[R] splitting strings effriciently

Sun Jan 8 20:37:56 CET 2012

Just a quick followup to the previous post using 4M entries:  (20
seconds would seem like a reasonable time for the operation)

>  ip <- "123.456.789.321"  ## example data
>  df <- data.frame(ip = rep(ip, 4e6), stringsAsFactors=FALSE)
>  system.time(x <- strsplit(df$ip, '\\.'))
   user  system elapsed
  19.47    0.12   20.86
>  str(x)
List of 4000000
 $ : chr [1:4] "123" "456" "789" "321"
 $ : chr [1:4] "123" "456" "789" "321"
 $ : chr [1:4] "123" "456" "789" "321"
 $ : chr [1:4] "123" "456" "789" "321"
 $ : chr [1:4] "123" "456" "789" "321"
 $ : chr [1:4] "123" "456" "789" "321"
 $ : chr [1:4] "123" "456" "789" "321"
 $ : chr [1:4] "123" "456" "789" "321"
 $ : chr [1:4] "123" "456" "789" "321"

On Sun, Jan 8, 2012 at 8:11 AM, Enrico Schumann <enricoschumann at yahoo.de> wrote:
>
> Hi Andrew,
>
> you can use strsplit for a character vector; you do not have to call it for
> every element data$ComputerName[i].
>
> If I understand correctly, maybe something like this helps
>
>> ip <- "123.456.789.321"  ## example data
>> df <- data.frame(ip = rep(ip, 9), stringsAsFactors=FALSE)
>> df
>               ip
> 1 123.456.789.321
> 2 123.456.789.321
> 3 123.456.789.321
> 4 123.456.789.321
> 5 123.456.789.321
> 6 123.456.789.321
> 7 123.456.789.321
> 8 123.456.789.321
> 9 123.456.789.321
>
>>
>> res <- unlist(strsplit(df[["ip"]], "\\."))
>> ii <- seq(1, nrow(df)*4, by = 4)
>> res[ii]   ## A
> [1] "123" "123" "123" "123" "123" "123" "123"
> [8] "123" "123"
>> res[ii+1] ## B
> [1] "456" "456" "456" "456" "456" "456" "456"
> [8] "456" "456"
>> res[ii+2] ## C
> [1] "789" "789" "789" "789" "789" "789" "789"
> [8] "789" "789"
>> res[ii+3] ## D
> [1] "321" "321" "321" "321" "321" "321" "321"
> [8] "321" "321"
>
>
> Regards,
> Enrico
>
>
> Am 08.01.2012 11:06, schrieb Andrew Roberts:
>
>> Folks,
>>
>> I have a data frame with 4861469 rows that contains an ip address
>> xxx.xxx.xxx.xxx as one of the columns.

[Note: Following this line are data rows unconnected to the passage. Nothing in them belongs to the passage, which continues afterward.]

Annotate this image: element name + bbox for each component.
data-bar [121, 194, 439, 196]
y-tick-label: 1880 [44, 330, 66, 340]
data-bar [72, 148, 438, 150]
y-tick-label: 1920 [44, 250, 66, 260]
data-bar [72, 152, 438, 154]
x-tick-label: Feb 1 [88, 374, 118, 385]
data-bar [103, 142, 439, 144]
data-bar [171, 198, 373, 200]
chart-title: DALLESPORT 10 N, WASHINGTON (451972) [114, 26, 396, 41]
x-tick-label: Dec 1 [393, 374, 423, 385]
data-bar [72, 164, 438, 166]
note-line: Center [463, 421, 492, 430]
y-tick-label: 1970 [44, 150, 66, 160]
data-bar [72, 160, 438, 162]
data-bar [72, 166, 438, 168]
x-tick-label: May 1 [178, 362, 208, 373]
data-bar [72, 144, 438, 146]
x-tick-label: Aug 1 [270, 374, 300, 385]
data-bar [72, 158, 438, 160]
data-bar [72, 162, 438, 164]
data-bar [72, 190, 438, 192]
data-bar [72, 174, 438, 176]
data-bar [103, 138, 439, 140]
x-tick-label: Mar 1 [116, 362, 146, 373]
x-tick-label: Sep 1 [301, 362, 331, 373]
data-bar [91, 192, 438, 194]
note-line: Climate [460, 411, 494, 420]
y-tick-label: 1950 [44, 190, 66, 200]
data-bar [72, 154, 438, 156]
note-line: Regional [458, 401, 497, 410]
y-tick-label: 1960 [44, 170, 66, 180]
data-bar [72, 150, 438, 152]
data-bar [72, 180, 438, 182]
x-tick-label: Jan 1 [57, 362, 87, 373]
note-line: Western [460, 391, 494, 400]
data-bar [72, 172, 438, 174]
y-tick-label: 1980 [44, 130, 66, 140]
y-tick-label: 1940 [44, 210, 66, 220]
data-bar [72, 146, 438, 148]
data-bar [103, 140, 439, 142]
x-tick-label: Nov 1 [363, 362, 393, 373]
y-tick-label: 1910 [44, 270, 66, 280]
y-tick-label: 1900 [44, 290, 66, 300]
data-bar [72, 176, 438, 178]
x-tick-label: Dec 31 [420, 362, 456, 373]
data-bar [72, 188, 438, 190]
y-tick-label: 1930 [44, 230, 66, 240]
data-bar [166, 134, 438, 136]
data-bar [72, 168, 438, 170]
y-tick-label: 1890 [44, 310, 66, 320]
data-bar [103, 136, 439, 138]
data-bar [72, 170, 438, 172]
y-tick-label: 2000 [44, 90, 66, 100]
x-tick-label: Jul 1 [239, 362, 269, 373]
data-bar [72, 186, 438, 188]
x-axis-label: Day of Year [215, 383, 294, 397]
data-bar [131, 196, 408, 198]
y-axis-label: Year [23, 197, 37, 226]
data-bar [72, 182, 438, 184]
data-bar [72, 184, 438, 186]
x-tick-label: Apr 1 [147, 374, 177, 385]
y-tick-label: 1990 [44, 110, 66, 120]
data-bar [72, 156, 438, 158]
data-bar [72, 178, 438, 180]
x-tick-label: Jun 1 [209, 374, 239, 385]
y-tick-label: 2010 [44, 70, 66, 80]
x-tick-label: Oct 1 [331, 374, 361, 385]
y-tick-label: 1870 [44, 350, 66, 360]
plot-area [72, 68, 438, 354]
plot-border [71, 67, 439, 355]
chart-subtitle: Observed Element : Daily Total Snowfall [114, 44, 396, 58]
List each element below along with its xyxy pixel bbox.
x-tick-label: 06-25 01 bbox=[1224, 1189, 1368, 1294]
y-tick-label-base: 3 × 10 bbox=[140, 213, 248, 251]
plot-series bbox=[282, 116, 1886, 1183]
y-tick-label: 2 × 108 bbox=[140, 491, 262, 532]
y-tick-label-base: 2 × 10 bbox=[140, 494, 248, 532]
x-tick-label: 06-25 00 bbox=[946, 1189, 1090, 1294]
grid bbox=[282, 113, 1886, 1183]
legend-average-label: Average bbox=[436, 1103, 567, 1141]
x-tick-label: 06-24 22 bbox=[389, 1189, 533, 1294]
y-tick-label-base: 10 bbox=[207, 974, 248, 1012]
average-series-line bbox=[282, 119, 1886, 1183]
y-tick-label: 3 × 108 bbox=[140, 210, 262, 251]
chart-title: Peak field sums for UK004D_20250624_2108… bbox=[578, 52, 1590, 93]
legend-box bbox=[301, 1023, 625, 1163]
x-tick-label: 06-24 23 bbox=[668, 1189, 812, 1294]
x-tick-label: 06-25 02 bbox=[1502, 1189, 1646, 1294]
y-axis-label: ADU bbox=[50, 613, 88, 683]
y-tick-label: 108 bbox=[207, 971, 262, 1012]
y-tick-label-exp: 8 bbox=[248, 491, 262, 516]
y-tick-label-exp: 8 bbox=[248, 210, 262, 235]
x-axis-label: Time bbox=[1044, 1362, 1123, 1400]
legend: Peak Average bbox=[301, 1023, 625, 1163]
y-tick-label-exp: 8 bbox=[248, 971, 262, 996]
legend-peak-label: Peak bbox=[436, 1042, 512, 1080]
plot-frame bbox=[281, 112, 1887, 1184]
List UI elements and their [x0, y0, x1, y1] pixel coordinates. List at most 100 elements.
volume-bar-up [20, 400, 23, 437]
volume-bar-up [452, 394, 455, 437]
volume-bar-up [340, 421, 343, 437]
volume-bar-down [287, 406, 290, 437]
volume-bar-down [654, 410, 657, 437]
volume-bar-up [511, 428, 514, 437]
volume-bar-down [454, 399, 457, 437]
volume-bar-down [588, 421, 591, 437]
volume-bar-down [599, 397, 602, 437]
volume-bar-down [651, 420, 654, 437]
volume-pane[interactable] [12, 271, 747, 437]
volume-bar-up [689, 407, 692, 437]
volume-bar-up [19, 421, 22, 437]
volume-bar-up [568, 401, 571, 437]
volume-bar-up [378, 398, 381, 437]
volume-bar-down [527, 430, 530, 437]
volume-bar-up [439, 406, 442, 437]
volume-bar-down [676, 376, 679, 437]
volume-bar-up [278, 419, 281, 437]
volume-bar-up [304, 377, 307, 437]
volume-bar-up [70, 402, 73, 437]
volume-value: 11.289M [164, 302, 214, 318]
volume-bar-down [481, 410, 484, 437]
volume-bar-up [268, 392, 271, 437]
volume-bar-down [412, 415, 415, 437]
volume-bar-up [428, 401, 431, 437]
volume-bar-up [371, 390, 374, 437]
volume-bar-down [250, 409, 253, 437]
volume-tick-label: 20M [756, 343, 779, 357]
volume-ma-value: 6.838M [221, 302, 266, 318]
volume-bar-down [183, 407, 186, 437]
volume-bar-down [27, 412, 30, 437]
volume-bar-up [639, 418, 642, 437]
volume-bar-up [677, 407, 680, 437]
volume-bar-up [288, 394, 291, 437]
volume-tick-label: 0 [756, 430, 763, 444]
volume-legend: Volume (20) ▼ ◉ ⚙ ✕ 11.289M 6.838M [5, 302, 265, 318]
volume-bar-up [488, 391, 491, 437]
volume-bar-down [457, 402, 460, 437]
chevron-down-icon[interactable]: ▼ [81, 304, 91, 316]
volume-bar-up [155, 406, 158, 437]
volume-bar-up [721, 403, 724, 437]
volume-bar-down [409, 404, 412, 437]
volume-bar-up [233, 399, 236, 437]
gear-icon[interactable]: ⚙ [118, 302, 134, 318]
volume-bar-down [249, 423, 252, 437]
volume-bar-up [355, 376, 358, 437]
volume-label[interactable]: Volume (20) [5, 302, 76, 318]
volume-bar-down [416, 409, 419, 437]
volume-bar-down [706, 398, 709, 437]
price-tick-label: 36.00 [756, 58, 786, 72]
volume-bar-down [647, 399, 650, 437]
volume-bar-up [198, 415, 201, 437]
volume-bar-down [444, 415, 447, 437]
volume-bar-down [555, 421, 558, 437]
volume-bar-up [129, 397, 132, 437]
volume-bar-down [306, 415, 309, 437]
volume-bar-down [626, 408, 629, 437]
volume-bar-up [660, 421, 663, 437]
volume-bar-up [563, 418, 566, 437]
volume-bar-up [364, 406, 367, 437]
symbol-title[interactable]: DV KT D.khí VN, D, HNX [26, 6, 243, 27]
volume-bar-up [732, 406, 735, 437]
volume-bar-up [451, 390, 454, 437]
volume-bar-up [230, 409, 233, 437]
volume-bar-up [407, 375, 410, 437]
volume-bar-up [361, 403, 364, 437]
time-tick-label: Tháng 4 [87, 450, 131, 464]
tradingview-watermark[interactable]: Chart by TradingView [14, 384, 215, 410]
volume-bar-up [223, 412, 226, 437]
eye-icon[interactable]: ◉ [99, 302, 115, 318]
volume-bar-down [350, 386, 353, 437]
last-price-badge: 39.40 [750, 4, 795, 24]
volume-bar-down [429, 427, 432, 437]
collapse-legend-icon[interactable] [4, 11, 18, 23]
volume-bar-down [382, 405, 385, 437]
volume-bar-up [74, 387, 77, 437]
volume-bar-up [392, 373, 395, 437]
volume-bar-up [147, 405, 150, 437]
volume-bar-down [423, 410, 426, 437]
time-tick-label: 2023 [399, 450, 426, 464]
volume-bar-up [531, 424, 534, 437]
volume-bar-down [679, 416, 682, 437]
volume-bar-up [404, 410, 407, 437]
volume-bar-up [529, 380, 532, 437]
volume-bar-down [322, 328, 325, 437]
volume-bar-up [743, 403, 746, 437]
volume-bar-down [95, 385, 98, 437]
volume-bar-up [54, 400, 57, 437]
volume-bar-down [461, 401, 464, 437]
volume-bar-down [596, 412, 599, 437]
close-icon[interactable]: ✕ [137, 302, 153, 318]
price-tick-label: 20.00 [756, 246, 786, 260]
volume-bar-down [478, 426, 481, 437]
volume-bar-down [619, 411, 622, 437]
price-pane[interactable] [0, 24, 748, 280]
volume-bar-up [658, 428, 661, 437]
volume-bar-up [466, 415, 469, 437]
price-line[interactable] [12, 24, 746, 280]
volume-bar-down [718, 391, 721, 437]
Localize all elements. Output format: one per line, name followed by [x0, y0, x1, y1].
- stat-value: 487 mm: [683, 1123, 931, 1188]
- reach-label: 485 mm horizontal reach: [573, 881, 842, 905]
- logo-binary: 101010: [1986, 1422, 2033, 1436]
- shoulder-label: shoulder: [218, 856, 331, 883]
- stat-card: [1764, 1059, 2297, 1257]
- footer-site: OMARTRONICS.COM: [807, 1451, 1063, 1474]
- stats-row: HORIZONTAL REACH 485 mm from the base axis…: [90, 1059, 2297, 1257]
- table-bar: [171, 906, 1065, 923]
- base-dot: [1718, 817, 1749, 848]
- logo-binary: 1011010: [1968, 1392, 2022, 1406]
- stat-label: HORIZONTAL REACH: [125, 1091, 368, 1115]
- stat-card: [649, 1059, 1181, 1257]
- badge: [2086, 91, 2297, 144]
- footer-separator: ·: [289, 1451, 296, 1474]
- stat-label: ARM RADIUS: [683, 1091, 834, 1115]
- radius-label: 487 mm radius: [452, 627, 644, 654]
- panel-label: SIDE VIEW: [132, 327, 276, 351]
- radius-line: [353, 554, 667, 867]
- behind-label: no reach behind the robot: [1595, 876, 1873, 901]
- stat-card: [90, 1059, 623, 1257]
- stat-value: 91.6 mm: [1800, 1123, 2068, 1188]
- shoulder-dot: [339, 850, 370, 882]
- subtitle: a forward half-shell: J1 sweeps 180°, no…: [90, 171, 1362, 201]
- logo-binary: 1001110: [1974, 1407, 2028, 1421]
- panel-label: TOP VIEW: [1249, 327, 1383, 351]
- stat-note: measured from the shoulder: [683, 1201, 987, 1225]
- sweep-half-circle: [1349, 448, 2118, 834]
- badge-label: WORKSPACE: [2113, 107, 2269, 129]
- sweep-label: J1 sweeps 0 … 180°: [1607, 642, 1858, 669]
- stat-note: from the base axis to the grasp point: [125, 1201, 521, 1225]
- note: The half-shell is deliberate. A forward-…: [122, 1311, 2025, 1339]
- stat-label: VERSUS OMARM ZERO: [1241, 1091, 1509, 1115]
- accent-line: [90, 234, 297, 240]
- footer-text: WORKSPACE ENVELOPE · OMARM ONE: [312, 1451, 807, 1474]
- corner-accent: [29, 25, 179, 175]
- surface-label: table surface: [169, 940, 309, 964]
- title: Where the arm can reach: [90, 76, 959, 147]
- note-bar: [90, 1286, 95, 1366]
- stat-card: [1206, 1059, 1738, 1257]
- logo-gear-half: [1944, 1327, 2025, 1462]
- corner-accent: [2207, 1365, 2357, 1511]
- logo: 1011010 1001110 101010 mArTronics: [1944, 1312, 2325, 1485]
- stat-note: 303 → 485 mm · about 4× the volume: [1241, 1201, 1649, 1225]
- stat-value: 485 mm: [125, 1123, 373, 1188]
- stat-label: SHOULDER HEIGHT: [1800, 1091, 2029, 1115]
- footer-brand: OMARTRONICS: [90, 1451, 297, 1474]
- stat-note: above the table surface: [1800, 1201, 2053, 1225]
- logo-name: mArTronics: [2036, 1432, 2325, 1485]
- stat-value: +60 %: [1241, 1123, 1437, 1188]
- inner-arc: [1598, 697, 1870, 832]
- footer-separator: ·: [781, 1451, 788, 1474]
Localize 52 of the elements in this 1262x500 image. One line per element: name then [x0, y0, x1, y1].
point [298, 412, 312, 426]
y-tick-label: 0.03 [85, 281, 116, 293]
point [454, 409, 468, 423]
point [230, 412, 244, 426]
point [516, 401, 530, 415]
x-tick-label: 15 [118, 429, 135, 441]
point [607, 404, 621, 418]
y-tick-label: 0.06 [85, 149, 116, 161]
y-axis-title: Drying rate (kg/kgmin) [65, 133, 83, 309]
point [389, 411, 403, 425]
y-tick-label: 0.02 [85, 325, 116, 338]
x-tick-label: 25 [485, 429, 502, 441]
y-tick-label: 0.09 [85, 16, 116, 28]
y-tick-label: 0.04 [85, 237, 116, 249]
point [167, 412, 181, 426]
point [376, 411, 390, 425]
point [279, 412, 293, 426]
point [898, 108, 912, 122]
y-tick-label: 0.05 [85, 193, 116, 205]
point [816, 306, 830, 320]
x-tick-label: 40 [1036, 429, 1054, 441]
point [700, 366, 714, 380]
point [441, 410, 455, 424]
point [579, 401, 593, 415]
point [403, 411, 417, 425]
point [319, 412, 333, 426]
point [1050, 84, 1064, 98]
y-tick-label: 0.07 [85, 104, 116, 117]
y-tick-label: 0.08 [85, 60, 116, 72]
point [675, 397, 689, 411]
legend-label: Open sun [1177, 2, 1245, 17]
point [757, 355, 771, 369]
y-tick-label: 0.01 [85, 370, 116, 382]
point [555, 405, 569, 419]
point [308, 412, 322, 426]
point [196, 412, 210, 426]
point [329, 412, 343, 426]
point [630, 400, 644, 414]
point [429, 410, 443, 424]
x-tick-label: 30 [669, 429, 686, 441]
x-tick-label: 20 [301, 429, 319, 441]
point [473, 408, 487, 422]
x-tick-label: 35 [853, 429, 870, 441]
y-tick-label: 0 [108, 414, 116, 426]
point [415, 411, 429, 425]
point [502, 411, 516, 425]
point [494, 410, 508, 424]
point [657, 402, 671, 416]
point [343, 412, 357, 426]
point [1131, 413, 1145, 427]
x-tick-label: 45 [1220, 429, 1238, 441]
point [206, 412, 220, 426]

I want to assign a site to each
>> row based on IP ranges. To do this I have a function to split the ip
>> address as character into class A,B,C and D components. It works but is
>> horribly inefficient in terms of speed. I can't quite see how one of the
>> l/s/m/t/apply functions could be brought to bear on the problem. Does
>> anyone have any thoughts?
>>
>> for(i in 1:4861469)
>>    {
>>    lst<-unlist(strsplit(data$ComputerName[i], "\\."))
>>    data$IPA[i]<-lst[[1]]
>>    data$IPB[i]<-lst[[2]]
>>    data$IPC[i]<-lst[[3]]
>>    data$IPD[i]<-lst[[4]]
>>    rm(lst)
>>    }
>>
>> Andrew
>>
>> Andrew Roberts
>> Children's Orthopaedic Surgeon
>> RJAH, Oswestry, UK
>>
>>        [[alternative HTML version deleted]]
>>
>> ______________________________________________
>> R-help at r-project.org mailing list
>> https://stat.ethz.ch/mailman/listinfo/r-help
>> PLEASE do read the posting guide
>> http://www.R-project.org/posting-guide.html
>> and provide commented, minimal, self-contained, reproducible code.
>>
>
> --
> Enrico Schumann
> Lucerne, Switzerland
> http://nmof.net/
>
>
> ______________________________________________
> R-help at r-project.org mailing list
> https://stat.ethz.ch/mailman/listinfo/r-help
> PLEASE do read the posting guide http://www.R-project.org/posting-guide.html
> and provide commented, minimal, self-contained, reproducible code.

-- 
Jim Holtman
Data Munger Guru

What is the problem that you are trying to solve?
Tell me what you want to do, not how you want to do it.